Asked if the veteran coach was looking forward to Saturday night, Robinson laughed, "yes and no … it's going to be pretty intense."
In order to win a fourth consecutive national title, head coach Cael Sanderson's Nittany Lions will most likely need two wins from its senior stars this Saturday night.
"I wouldn't say it's fun," Sanderson said. "Maybe looking back you'd say it's fun. We're all competitors. This is what we do. This is what we enjoy doing.
"If you're in a fight, you're in a fight. Those are the ones you look back on and I think you appreciate the most."
Prior to Saturday's wrestling, Sanderson had a message for his team.
"It was definitely a message of being grateful for the opportunity and we have a chance to win a national title. What more could you want? I think we gave ourselves a chance, these guys, by the way we finished here strong. Minnesota's nails, too. It's what makes it fun."
The NCAA committee moved the 165-pound final to the end of the evening's festivities. It includes Penn State's David Taylor and Oklahoma State's Tyler Caldwell with team title implications on the line.
Saturday's first session was an emotional rollercoaster.
Penn State started the day with a ½-point advantage. Sanderson's squad inched in front a little more when 125-pounder Nico Megaludis beat Iowa's Cory Clark in a wrestleback.
Edinboro's Fighting Scots factored into the team race, not for the title, but in beating Penn State's Zain Retherford and Minnesota's David Thorn. Mitchell Port, the top seed at 141, beat Retherford with a takedown in a second overtime. A.J. Schopp hammered Thorn in a 133-pound wrestleback.
With the Nittany Lions holding a four-point lead, junior Matt Brown faced-off with Minnesota's Logan Storley, also a junior. Keeping with the theme of down-to-the-wire finishes, the two All-Americans required overtime.
Gopher faithful exploded when Storley finished a double-leg to win 3-1 and cut the lead to ½ point.
Like Edinboro, Old Dominion decided to have a small part in script when Jack Dechow beat UM's Kevin Steinhaus in a 184-pound bout.
The Gopher contingent exploded a second time when Scott Schiller edged Duke's Conner Hartman in a 197-pound wrestleback semifinal. Schiller's narrow 4-3 victory put UM in front by three points, 97 ½ to 94 ½. Oklahoma State, with only one wrestler on Saturday morning, saw hopes of title No. 35 start to fade.

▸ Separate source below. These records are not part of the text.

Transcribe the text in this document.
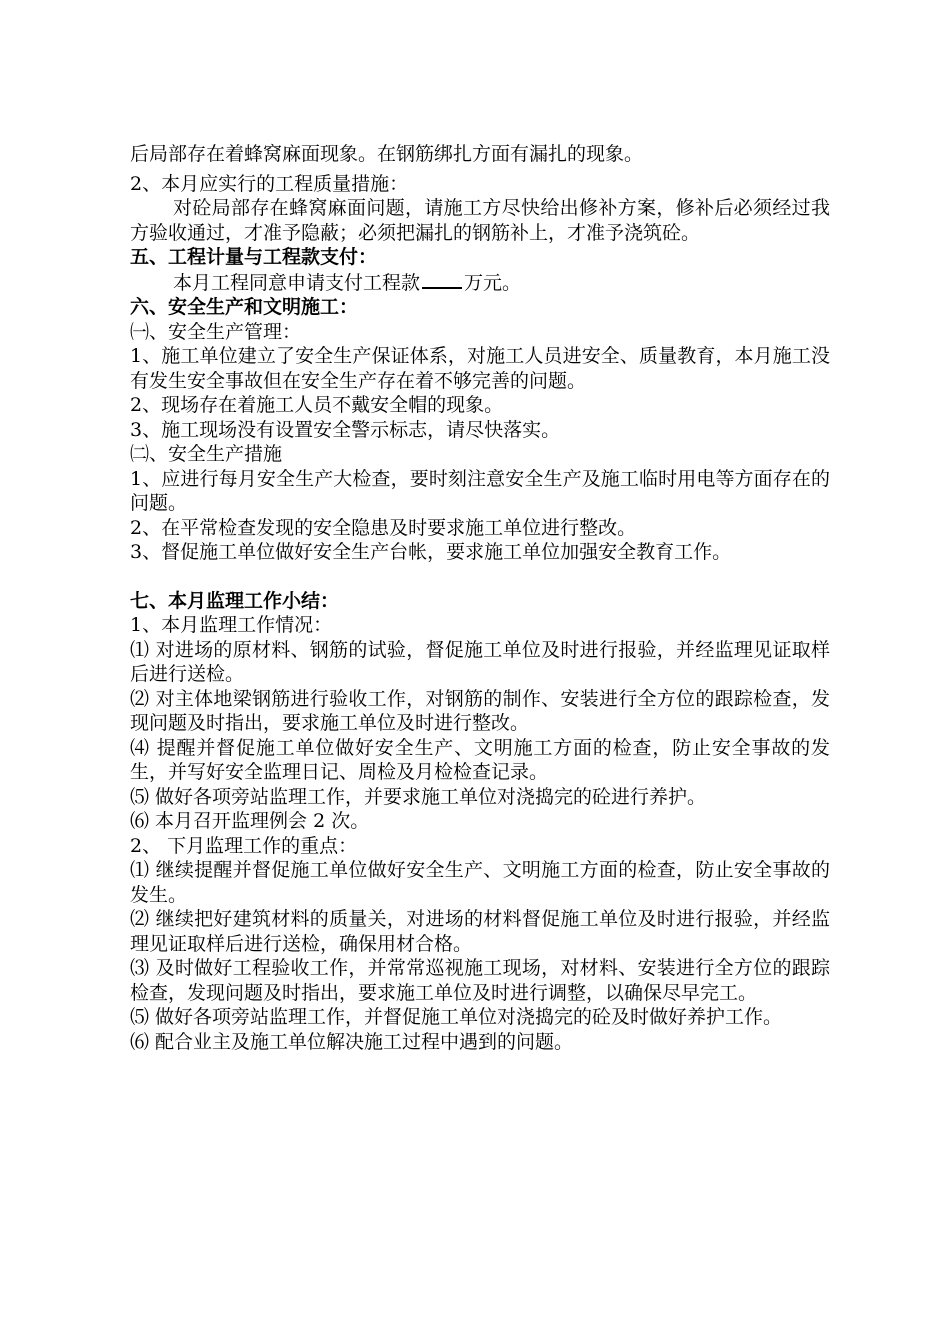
后局部存在着蜂窝麻面现象。在钢筋绑扎方面有漏扎的现象。

2、本月应实行的工程质量措施：

对砼局部存在蜂窝麻面问题，请施工方尽快给出修补方案，修补后必须经过我方验收通过，才准予隐蔽；必须把漏扎的钢筋补上，才准予浇筑砼。

五、工程计量与工程款支付：

本月工程同意申请支付工程款 万元。

六、安全生产和文明施工：

㈠、安全生产管理：

1、施工单位建立了安全生产保证体系，对施工人员进安全、质量教育，本月施工没有发生安全事故但在安全生产存在着不够完善的问题。

2、现场存在着施工人员不戴安全帽的现象。

3、施工现场没有设置安全警示标志，请尽快落实。

㈡、安全生产措施

1、应进行每月安全生产大检查，要时刻注意安全生产及施工临时用电等方面存在的问题。

2、在平常检查发现的安全隐患及时要求施工单位进行整改。

3、督促施工单位做好安全生产台帐，要求施工单位加强安全教育工作。

七、本月监理工作小结：

1、本月监理工作情况：

⑴ 对进场的原材料、钢筋的试验，督促施工单位及时进行报验，并经监理见证取样后进行送检。

⑵ 对主体地梁钢筋进行验收工作，对钢筋的制作、安装进行全方位的跟踪检查，发现问题及时指出，要求施工单位及时进行整改。

⑷ 提醒并督促施工单位做好安全生产、文明施工方面的检查，防止安全事故的发生，并写好安全监理日记、周检及月检检查记录。

⑸ 做好各项旁站监理工作，并要求施工单位对浇捣完的砼进行养护。

⑹ 本月召开监理例会 2 次。

2、 下月监理工作的重点：

⑴ 继续提醒并督促施工单位做好安全生产、文明施工方面的检查，防止安全事故的发生。

⑵ 继续把好建筑材料的质量关，对进场的材料督促施工单位及时进行报验，并经监理见证取样后进行送检，确保用材合格。

⑶ 及时做好工程验收工作，并常常巡视施工现场，对材料、安装进行全方位的跟踪检查，发现问题及时指出，要求施工单位及时进行调整，以确保尽早完工。

⑸ 做好各项旁站监理工作，并督促施工单位对浇捣完的砼及时做好养护工作。

⑹ 配合业主及施工单位解决施工过程中遇到的问题。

Wrestling for third, fifth and seventh, meant everything at the 2014 championships.
Megaludis, now a three-time All-American, beat Virginia Tech's Joey Dance for third. The Gopher lead was two points.
A medical forfeit at 141 pounds gave Penn State two crucial points.
When Nittany Lion senior James English wrestled Oklahoma's Kendric Maple for seventh place at 149 pounds around noon, PSU and UM were tied with 98 ½ points. English's overtime victory against the 2013 NCAA champion gave the three-time champions a one-point lead.
Back came Brown, beating Iowa's Mike Evans for fifth. Moments later, it was Storley again, beating Nebraska's Robert Kokesh for third. Steinhaus, now a three-time All-American, provided huge points when he hammered Penn's Lawrence Thomas 17-2 in his final collegiate bout.
Schiller went after Iowa State's Kyven Gadson with thoughts of a team trophy in mind. He held on for a 9-6 victory.
When the dust settled, and one session remained, the numbers show Minnesota with two going Saturday night -- Dylan Ness and Tony Nelson -- and Penn State with a pair of aces -- Taylor and Ed Ruth. Oklahoma State has four on Saturday night's stage, but they trail UM by 16 ½ points.
A wild season might still have something wild left in the tank.